Chris Ashton

GitHooks.io

I came up with the idea for GitHooks.io back in January 2016. A complex technical project I persevered with on the side, I only felt it was ready in December 2016 almost a year later, when I presented the idea to the BBC’s internal monthly Web Developer Gathering (see slide deck) – the first presentation I have ever volunteered to do!

GitHooks.io is three things:

  1. A framework in which to write reusable webhooks
  2. A hosted environment to serve your webhook endpoints
  3. A platform to share your webhooks with other people

In short, GitHooks.io can be described as “webhooks as a service”.

Architecture

GitHooks.io was designed to scale, so runs on AWS infrastructure. The main website runs on an EC2 micro instance, and the computation that happens on a webhook endpoint is all executed within AWS Lambdas.

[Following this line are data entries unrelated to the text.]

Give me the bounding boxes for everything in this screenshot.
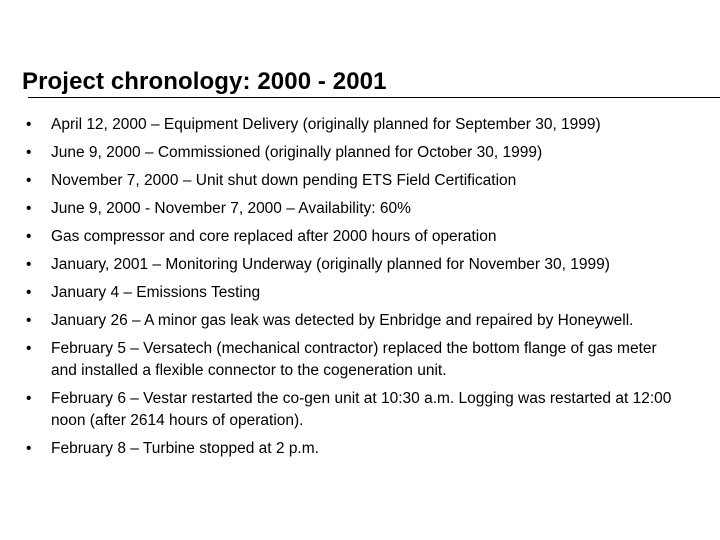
bullet-item (26, 198, 686, 220)
bullet-item (26, 170, 686, 192)
bullet-icon: • (26, 144, 32, 161)
bullet-item (26, 438, 686, 460)
bullet-item (26, 114, 686, 136)
bullet-text: January 4 – Emissions Testing (51, 284, 261, 301)
bullet-icon: • (26, 228, 32, 245)
bullet-text: February 8 – Turbine stopped at 2 p.m. (51, 440, 319, 457)
bullet-text: January, 2001 – Monitoring Underway (originally planned for November 30, 1999) (51, 256, 610, 273)
bullet-list (26, 114, 686, 466)
bullet-item (26, 282, 686, 304)
bullet-text: February 5 – Versatech (mechanical contractor) replaced the bottom flange of gas meter and installed a flexible connector to the cogeneration unit. (51, 340, 657, 379)
bullet-icon: • (26, 440, 32, 457)
bullet-item (26, 254, 686, 276)
bullet-icon: • (26, 340, 32, 357)
bullet-text: Gas compressor and core replaced after 2000 hours of operation (51, 228, 497, 245)
slide-title: Project chronology: 2000 - 2001 (22, 68, 387, 95)
bullet-item (26, 388, 686, 432)
bullet-text: February 6 – Vestar restarted the co-gen unit at 10:30 a.m. Logging was restarted at 12:00 noon (after 2614 hours of operation). (51, 390, 672, 429)
bullet-icon: • (26, 172, 32, 189)
bullet-text: June 9, 2000 - November 7, 2000 – Availability: 60% (51, 200, 411, 217)
bullet-item (26, 226, 686, 248)
bullet-item (26, 142, 686, 164)
bullet-icon: • (26, 312, 32, 329)
bullet-icon: • (26, 284, 32, 301)
bullet-icon: • (26, 390, 32, 407)
bullet-icon: • (26, 256, 32, 273)
bullet-text: November 7, 2000 – Unit shut down pending ETS Field Certification (51, 172, 517, 189)
bullet-text: June 9, 2000 – Commissioned (originally planned for October 30, 1999) (51, 144, 543, 161)
title-underline (28, 97, 720, 98)
bullet-text: April 12, 2000 – Equipment Delivery (originally planned for September 30, 1999) (51, 116, 601, 133)
bullet-icon: • (26, 200, 32, 217)
bullet-text: January 26 – A minor gas leak was detected by Enbridge and repaired by Honeywell. (51, 312, 634, 329)
bullet-item (26, 310, 686, 332)
bullet-icon: • (26, 116, 32, 133)
bullet-item (26, 338, 686, 382)
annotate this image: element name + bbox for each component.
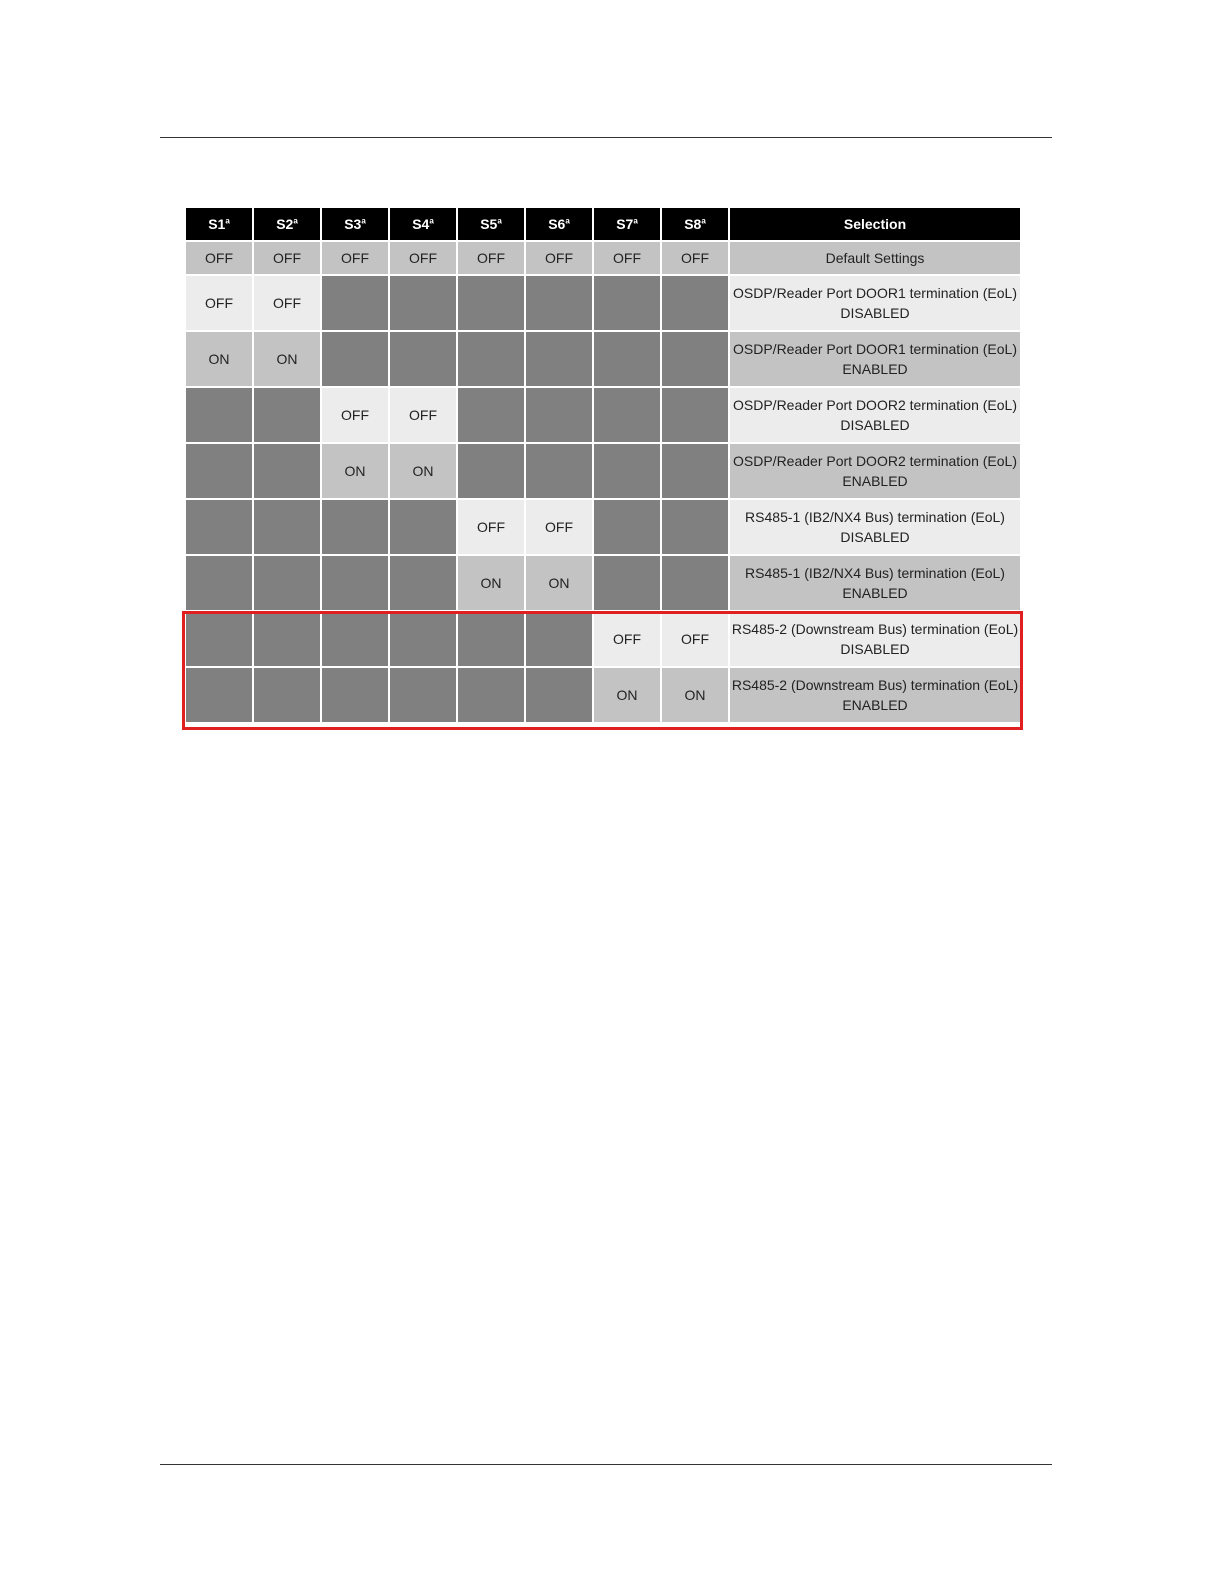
switch-value-cell: OFF	[594, 242, 660, 274]
blocked-cell	[322, 276, 388, 330]
blocked-cell	[390, 612, 456, 666]
table-row	[186, 276, 1020, 330]
switch-value-cell: OFF	[390, 388, 456, 442]
switch-value-cell: OFF	[390, 242, 456, 274]
blocked-cell	[594, 556, 660, 610]
header-s7: S7$^a$	[594, 208, 660, 240]
blocked-cell	[594, 276, 660, 330]
header-s8: S8$^a$	[662, 208, 728, 240]
switch-value-cell: OFF	[458, 242, 524, 274]
table-body	[186, 242, 1020, 722]
blocked-cell	[322, 612, 388, 666]
blocked-cell	[254, 556, 320, 610]
selection-cell: OSDP/Reader Port DOOR2 termination (EoL) DISABLED	[730, 388, 1020, 442]
blocked-cell	[526, 388, 592, 442]
selection-cell: Default Settings	[730, 242, 1020, 274]
selection-cell: RS485-2 (Downstream Bus) termination (EoL) DISABLED	[730, 612, 1020, 666]
blocked-cell	[186, 668, 252, 722]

The database was originally a MySQL database running on a private network via AWS’ RDS infrastructure, but to reduce costs I have temporarily terminated this and use an SQLite database instead. Switching to the lighter database was trivial as all database communications are proxied through PDO and the database configuration is entirely YAML-config-driven (as is much of the site functionality, taking inspiration from BBC News).

I have documented in detail how GitHooks.io works here: http://githooks.io/how-it-works

Security

GitHooks.io allows developers to use the GitHub access tokens of the people who install their GitHooks (for communication with the GitHub API), without having to explicitly hand over the access token to the GitHook itself and trust them with it. It does this via an in-house authRequest Node module which automatically appends the access token only to requests made to the GitHub API.

GitHooks.io runs GitHook code inside Node virtual machines on AWS Lambda infrastructure, to sandbox arbitrary code away from the main site as much as possible.

It also has built-in infinite loop protection, by detecting how many Lambdas are requested by the same installation and over what period of time, and automatically disabling the installation if it exceeds a reasonable limit.